Inattentiveness may scuttle Perkins reelection

Coincidence? Regardless, the very real threat to Shreveport Democrat Mayor Adrian Perkins’ reelection due to illegal qualification seems to be a common outcome with recent electoral opponents of Democrat state Sen. Greg Traver.

Both qualified earlier in July, but at the deadline to challenge qualification, Perkins had a very serious one lodged against him that on its face looks more than sufficient to get him kicked off the ballot. State law requires that candidates, if they claim a homestead, must qualify at that homestead’s address, and that they have filed state income tax returns for the past five years.

For his adult life, Perkins has maintained voter registration – although he never voted until his own contest – at a southern Shreveport residence. But he filed a homestead exemption for a residence he owns in downtown Shreveport. Further, state records indicate no income tax filings for 2017 and 2018; in 2017 he appears to have lived out of state but he certainly was around in 2018 when he ran for mayor and drew a salary from an out-of-state employer, and he also likely drew disability payments from the Army in this period which would need reporting.

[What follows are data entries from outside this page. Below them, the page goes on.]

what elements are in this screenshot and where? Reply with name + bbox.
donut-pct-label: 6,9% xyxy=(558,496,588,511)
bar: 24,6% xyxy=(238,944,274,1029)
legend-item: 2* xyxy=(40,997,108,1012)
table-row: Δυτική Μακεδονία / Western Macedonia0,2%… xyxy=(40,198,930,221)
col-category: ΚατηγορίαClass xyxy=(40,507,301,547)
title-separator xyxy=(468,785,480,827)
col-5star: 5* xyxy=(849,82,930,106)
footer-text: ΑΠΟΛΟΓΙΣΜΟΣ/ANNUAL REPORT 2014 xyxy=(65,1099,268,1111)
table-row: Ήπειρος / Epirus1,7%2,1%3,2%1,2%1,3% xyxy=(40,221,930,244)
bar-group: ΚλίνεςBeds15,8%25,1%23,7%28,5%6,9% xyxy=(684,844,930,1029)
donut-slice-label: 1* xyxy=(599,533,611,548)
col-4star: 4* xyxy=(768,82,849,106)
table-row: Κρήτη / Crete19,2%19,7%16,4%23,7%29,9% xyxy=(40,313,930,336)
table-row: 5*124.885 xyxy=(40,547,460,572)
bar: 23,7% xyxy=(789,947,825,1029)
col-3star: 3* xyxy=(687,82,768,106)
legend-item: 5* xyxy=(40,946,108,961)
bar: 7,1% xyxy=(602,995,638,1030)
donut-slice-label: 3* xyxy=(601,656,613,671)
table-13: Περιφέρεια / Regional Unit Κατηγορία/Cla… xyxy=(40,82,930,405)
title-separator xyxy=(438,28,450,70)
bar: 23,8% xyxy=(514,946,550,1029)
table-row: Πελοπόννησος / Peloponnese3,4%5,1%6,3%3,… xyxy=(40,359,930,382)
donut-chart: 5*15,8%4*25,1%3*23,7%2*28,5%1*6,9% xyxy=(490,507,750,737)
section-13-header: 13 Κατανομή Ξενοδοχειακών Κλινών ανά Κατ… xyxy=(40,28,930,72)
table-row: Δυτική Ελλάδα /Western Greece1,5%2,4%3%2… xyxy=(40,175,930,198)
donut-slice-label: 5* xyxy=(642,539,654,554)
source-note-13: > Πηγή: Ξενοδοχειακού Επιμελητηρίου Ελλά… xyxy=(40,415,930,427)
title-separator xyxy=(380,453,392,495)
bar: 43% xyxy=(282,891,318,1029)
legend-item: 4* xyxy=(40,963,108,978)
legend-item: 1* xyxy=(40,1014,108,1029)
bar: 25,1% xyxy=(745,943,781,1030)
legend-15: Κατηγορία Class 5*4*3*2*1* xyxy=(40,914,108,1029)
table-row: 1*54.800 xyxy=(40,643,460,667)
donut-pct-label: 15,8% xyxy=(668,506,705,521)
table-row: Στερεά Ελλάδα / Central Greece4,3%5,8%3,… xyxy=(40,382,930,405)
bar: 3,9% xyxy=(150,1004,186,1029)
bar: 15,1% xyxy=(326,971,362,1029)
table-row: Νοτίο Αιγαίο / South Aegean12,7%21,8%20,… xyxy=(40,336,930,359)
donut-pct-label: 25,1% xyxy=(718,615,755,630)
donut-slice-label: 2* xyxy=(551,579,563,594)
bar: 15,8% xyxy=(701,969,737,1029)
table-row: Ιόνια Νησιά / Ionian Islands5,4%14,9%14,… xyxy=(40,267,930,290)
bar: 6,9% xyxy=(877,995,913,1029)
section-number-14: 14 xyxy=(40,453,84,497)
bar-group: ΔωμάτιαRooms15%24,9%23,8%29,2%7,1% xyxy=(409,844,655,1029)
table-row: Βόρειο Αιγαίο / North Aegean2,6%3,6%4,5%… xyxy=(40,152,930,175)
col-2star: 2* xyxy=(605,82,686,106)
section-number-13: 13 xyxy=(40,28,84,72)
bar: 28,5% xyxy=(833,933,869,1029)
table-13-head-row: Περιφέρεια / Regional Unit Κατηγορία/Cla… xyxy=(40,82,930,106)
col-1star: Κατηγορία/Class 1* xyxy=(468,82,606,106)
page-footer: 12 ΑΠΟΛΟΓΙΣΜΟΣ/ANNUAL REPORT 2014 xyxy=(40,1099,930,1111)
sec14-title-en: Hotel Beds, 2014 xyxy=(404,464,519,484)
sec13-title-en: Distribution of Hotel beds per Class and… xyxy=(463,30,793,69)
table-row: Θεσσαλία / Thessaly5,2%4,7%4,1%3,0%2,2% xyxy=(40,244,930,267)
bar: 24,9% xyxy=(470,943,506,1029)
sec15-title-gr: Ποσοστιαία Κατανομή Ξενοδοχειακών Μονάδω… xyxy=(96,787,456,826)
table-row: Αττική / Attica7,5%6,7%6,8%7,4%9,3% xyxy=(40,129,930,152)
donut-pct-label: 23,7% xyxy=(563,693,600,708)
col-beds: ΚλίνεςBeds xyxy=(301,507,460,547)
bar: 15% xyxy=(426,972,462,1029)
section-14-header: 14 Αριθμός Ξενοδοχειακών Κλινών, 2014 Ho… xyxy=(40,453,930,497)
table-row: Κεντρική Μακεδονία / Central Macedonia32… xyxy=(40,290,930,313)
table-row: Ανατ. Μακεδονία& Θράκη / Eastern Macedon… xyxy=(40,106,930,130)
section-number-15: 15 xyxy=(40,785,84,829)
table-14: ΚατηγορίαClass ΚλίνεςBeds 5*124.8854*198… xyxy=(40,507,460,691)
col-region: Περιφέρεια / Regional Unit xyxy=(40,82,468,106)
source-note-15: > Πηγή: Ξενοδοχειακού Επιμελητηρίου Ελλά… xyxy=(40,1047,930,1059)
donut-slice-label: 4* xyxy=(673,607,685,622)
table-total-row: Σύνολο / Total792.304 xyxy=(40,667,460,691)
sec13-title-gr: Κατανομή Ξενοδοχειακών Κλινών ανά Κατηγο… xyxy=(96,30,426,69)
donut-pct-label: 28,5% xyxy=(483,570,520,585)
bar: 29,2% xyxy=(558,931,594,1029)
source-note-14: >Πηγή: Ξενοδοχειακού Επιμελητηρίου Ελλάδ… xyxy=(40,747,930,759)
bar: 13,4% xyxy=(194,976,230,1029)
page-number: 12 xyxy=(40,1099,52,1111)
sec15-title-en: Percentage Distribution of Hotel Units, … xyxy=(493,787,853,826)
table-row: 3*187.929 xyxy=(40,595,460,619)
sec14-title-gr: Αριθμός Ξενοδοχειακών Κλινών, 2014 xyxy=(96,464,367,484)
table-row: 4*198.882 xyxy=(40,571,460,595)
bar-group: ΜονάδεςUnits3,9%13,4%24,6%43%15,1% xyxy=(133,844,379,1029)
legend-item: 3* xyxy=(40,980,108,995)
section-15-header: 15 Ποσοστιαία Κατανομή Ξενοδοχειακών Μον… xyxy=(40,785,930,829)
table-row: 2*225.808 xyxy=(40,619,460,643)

Failure to accurately identify on either account disqualifies a candidate. Worse, the suit claims this invalidates him as a qualified elector, which according to the Shreveport charter means he cannot hold office and must vacate it. However, the suit doesn’t seek to do that and merely challenges his qualification in the upcoming contest.

The suit originates from disgruntled owners of airport hangars at the city’s Downtown Airport. Perkins, also with his appointees to the facility’s governing board that itself generated plenty of controversy, has led a well-publicized campaign that resulted in the city taking ownership of  hangars whose private owners had spent considerable sums in their construction. The lawyers involve say their clients have nothing to do with Tarver.

Nonetheless, in the previous two elections Tarver has contested since his return to the Senate qualified opponents have fallen by the wayside. After winning back the seat in 2011, in 2015 he won unopposed when perennial candidate Republican Jim Slagle withdrew, and in 2019 his most prominent challenger Democrat former state Rep. Barbara Norton and Perkins ally Shante Wells both suffered challenges launched by him; Wells withdrew but Norton stuck it out to be disqualified officially. Leaving only Slagle, Tarver easily won reelection.

Whether he has any connection with the challenge to Perkins, there is delicious irony here for Tarver. He actually doesn’t live in Shreveport, but can qualify because he can claim domicile because of his business located in the city, which he lists as his voter registration address. He was smart enough legally to rent residential space from his wife, who solely owns that property, and doesn’t claim a homestead.

And, in a way, if Perkins loses office this way, it’s fitting. Over his time in office much of the negativity that has surrounded it has come because of careless decisions he made that seemed questionable from the start but into which he plunged anyway, creating a number of incidences with questionable policy or ethical behavior choices on his part.

Not taking care of the details regarding his candidacy would fit the pattern. We’ll see whether the judiciary follows the letter of the law or if it will let him off the hook because of some technicality that he lives in Shreveport even if he used the wrong address and/or the sources of his income exempted him from filing.